Profits plunge but Tesco is turning the corner
TESCO is set to report flat like-for-like sales for the second quarter this week, a sign that it is turning a corner, despite its plunging profits.
The supermarket giant shocked the City in January when it issued a profit warning, prompting chief executive Philip Clarke to unveil a £1 billion store and price investment plan to reverse poor trading.
James Grzinic, retail analyst at Jefferies, said: “Major vouchering activity has helped but we expect Tesco to flag that in-store improvements are delivering a much enhanced customer experience, setting the business up well for the balance of the year.”
The investment has taken a heavy toll on profits, the retailer is expected to confirm.
Despite the underlying improvement in like-for-like sales, Tesco will reveal a dramatic decline in UK profit for the first half, down 12 per cent to £1.1 billion.
Globally, Tesco is poised to reveal its worst profit decline since 1994, to £1.6 billion.

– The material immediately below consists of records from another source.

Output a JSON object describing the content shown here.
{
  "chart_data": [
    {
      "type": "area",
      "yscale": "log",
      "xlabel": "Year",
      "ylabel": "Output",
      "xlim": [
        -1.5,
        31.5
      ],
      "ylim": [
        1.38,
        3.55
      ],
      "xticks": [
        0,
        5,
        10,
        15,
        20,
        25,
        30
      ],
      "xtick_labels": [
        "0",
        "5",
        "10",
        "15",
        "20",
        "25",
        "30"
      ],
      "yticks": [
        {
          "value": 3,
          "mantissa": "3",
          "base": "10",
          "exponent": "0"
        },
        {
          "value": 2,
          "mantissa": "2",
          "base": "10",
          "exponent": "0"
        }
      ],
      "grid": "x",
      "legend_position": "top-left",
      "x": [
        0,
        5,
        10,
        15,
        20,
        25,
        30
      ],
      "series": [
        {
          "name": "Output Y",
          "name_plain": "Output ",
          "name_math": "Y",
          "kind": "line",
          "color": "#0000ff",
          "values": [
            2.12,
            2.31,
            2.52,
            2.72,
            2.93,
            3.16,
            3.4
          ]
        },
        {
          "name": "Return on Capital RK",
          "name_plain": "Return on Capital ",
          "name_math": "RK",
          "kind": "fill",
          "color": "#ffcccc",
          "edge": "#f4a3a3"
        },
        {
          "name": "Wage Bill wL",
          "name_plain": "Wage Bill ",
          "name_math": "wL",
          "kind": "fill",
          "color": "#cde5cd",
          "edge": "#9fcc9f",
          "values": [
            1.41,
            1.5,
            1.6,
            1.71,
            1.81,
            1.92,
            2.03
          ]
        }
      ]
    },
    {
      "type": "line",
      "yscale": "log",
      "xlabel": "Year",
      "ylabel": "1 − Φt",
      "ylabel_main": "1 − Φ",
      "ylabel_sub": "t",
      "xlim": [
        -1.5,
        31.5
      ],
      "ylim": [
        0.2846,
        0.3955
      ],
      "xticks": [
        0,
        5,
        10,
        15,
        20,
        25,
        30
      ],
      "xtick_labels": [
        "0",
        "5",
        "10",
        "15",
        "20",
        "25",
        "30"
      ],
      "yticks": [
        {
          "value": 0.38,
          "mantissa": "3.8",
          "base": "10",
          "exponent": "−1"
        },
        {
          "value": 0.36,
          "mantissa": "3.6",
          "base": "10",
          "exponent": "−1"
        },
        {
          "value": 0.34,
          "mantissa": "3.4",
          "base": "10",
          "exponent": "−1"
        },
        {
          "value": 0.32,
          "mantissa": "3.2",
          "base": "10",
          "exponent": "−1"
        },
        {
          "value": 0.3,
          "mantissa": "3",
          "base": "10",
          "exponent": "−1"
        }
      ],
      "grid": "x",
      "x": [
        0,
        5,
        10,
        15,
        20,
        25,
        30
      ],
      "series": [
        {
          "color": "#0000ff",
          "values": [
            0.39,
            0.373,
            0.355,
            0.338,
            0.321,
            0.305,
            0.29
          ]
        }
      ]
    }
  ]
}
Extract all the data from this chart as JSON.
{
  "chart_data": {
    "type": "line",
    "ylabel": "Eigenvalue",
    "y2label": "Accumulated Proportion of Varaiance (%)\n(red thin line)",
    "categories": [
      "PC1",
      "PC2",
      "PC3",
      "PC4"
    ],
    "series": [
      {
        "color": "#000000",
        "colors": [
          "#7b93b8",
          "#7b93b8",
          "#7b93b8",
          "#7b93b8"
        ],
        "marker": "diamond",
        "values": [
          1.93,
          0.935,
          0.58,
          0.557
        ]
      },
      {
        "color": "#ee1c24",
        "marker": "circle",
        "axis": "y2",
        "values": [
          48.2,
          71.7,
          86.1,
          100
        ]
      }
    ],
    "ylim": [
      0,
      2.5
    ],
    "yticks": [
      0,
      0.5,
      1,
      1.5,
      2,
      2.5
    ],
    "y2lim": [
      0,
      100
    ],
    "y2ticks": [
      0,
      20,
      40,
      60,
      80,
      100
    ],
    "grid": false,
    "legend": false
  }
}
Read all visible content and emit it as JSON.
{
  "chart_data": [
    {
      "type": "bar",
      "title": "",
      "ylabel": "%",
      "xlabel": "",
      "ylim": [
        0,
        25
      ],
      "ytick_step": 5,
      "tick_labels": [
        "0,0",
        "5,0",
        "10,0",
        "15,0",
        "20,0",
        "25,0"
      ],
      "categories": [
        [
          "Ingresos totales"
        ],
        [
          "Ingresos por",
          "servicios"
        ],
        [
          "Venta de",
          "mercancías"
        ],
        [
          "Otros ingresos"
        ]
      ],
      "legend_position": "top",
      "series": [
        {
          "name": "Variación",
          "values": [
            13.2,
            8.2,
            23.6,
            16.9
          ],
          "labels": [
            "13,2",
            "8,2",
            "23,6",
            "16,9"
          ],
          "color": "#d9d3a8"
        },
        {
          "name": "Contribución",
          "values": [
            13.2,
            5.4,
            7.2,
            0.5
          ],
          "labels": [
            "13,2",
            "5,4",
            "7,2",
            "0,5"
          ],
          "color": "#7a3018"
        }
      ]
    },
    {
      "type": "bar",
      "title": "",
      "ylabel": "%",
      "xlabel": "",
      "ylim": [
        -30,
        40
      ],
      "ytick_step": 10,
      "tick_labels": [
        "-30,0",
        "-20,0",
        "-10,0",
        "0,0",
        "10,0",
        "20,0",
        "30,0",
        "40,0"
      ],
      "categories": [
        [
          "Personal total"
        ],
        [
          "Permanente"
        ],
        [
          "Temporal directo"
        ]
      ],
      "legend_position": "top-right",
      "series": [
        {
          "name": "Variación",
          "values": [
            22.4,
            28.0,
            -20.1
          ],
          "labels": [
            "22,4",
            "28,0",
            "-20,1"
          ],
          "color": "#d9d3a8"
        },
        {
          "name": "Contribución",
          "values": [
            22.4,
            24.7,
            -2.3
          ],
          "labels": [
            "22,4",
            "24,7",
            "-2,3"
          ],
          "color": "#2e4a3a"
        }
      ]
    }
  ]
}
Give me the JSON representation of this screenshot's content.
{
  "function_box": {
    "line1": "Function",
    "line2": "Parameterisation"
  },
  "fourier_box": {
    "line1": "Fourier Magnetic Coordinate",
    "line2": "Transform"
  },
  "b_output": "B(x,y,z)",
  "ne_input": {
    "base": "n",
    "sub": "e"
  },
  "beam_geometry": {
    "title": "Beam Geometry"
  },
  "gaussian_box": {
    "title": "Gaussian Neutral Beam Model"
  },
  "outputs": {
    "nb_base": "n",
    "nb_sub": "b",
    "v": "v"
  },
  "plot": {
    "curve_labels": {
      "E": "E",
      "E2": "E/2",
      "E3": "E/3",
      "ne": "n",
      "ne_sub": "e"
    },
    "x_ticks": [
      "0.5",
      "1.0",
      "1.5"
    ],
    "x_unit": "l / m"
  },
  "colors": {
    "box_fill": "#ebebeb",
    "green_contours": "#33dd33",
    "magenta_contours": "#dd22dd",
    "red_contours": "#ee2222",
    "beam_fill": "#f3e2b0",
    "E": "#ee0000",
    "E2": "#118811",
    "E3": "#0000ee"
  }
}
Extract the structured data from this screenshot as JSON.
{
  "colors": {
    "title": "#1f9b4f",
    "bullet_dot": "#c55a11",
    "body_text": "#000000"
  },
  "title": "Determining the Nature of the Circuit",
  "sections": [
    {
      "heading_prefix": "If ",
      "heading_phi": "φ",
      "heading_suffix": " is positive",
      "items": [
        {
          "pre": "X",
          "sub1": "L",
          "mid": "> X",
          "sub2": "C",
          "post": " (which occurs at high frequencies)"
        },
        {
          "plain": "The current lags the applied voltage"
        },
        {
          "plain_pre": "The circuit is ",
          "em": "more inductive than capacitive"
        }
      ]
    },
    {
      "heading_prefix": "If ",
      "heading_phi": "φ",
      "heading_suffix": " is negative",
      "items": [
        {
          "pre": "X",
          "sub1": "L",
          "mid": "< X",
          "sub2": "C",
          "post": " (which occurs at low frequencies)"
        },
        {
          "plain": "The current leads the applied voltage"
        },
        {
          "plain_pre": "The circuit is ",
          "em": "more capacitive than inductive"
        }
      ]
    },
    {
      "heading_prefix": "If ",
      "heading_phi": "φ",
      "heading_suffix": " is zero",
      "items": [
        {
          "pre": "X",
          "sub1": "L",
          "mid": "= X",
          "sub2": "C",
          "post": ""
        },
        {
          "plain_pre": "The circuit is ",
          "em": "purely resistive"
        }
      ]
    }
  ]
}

Major vouchering activity has helped but we expect Tesco to flag that in-store improvements are delivering a much enhanced customer experience, setting the business up well for the balance of the year
Rival Sainsbury’s also reports on second-quarter trading this week. The giant retailer is expected to say that its sponsorship of the London 2012 Paralympics helped give it a boost, with like-for-like sales forecast to be up 1.5 per cent.